The career of mechanical engineer is a good fit for me for a number of reasons. First, this is a field that I started in when I was 23-years old. After doing this work for 6-years I decided that I wanted something else, but 9-years and two lay-offs later I was back in school and reestablishing my skills in the field. I have been working in the HVACR field for the past 10-years and have decided that it really is a good fit for me. Secondly, I am not getting any younger and while simply getting an associate degree in the HVACR field would nicely supplement my current certificate it would not push my knowledge base far enough up the ladder to land me a position that would take away the physical aspects of the trade. As a mechanical engineer, and with a bachelor’s degree, I have a much higher likelihood of finding a position that I can comfortably remain in until my late 60s or early 70s. Lastly, the third reason that the career of mechanical engineer is a good fit for me, is because it will allow me growth and stability in my career. As a mechanical engineer, I will have learned the skills and possess the knowledge to find work in a variety of fields that are currently unavailable to me, whether that be education, administration, or consultation.
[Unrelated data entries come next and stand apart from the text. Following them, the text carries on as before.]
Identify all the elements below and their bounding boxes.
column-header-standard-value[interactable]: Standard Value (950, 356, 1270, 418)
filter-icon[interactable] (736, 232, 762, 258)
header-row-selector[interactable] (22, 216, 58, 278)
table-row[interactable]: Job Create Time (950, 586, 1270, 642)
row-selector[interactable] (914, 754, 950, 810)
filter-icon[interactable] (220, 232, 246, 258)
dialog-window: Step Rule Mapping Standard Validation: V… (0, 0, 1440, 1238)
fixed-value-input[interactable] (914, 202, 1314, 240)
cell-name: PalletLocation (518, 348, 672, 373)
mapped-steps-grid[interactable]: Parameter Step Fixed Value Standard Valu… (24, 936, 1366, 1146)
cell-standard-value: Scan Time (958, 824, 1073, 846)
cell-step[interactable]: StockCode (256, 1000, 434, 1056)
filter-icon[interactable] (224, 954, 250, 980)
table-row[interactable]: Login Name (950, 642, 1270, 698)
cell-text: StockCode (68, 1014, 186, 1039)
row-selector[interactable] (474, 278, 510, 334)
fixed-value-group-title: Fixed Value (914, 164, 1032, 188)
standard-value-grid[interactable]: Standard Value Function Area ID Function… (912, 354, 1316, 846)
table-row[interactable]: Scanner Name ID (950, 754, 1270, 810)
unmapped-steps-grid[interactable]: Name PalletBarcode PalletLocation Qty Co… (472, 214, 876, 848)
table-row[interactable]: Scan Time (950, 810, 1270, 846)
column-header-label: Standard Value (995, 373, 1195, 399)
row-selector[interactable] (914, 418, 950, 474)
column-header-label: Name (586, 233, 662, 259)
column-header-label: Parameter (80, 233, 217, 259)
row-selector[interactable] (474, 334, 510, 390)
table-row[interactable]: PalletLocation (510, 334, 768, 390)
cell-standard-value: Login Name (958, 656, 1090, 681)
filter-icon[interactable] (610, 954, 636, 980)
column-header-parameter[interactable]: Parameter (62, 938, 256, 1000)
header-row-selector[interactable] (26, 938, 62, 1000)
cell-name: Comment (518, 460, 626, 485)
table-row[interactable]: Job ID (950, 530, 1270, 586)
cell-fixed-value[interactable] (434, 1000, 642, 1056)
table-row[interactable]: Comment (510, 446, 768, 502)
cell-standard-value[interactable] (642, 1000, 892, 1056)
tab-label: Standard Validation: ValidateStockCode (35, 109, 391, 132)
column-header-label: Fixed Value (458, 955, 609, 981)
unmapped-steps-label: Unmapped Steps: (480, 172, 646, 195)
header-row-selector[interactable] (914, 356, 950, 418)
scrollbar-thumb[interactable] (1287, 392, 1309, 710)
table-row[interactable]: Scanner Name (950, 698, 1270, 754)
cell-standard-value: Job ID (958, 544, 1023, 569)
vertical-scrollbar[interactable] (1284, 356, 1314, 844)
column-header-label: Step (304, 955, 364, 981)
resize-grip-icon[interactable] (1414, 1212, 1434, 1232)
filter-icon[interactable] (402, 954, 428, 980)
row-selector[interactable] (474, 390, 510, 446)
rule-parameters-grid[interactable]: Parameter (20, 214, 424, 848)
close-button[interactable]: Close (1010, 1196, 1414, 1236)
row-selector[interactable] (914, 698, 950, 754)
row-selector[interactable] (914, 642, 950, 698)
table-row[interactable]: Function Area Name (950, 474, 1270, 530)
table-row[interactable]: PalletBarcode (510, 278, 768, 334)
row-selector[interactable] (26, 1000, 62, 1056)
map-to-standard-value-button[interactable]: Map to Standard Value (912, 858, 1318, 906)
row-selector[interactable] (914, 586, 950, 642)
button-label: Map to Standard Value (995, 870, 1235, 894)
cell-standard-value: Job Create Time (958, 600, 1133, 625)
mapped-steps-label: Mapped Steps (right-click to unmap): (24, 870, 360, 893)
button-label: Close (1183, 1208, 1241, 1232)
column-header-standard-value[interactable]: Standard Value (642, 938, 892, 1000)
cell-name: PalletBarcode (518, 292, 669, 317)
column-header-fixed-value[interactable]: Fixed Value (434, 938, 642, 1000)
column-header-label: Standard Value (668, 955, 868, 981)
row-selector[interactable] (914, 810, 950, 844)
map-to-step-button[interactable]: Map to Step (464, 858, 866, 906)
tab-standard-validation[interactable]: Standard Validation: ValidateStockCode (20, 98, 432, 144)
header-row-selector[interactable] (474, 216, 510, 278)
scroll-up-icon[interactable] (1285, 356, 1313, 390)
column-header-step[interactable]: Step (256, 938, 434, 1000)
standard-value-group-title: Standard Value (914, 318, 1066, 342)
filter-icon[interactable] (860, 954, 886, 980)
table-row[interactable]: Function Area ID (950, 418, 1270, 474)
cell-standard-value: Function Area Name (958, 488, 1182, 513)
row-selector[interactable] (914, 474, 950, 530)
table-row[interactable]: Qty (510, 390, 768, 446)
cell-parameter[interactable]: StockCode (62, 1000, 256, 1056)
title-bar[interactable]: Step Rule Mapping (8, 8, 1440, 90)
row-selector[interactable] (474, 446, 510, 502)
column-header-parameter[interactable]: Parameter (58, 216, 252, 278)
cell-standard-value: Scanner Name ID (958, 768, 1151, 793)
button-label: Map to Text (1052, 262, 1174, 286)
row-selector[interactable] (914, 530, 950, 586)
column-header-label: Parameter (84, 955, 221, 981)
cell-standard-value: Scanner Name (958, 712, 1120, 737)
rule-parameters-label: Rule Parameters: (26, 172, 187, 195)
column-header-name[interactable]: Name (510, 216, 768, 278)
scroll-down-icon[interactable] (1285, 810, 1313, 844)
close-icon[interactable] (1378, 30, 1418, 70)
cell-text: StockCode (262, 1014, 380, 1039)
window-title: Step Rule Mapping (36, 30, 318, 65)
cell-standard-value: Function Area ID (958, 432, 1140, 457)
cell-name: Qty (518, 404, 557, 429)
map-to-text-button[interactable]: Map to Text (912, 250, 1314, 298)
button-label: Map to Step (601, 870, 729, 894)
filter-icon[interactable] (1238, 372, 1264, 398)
I enjoy the work and the field and I look forward to continuing my education through to my bachelor’s degree and into the continuing training that comes with this ever-evolving field.

Works Sited

"Heating, Venting, Air Conditioning and Refrigeration (HVACR)." Ferris State University, Ferris State University, Accessed 4 Dec. 2016.

"Careers as an Air Conditioning Technician." Careers Internet Database, The Institute For Career ResearchCareers Internet Database. , Accessed 4 Dec. 2016.

"Mechanical Examination, Licensing Information and Applications." LARA Department of Licensing and Regulatory Affairs, State of Michigan,,4601,7-154-10575_33813_33819-45140--,00.html. Accessed 4 Dec. 2016.

"Mechanical Engineer." Career Coach, EMSI, Accessed 4 Dec. 2016.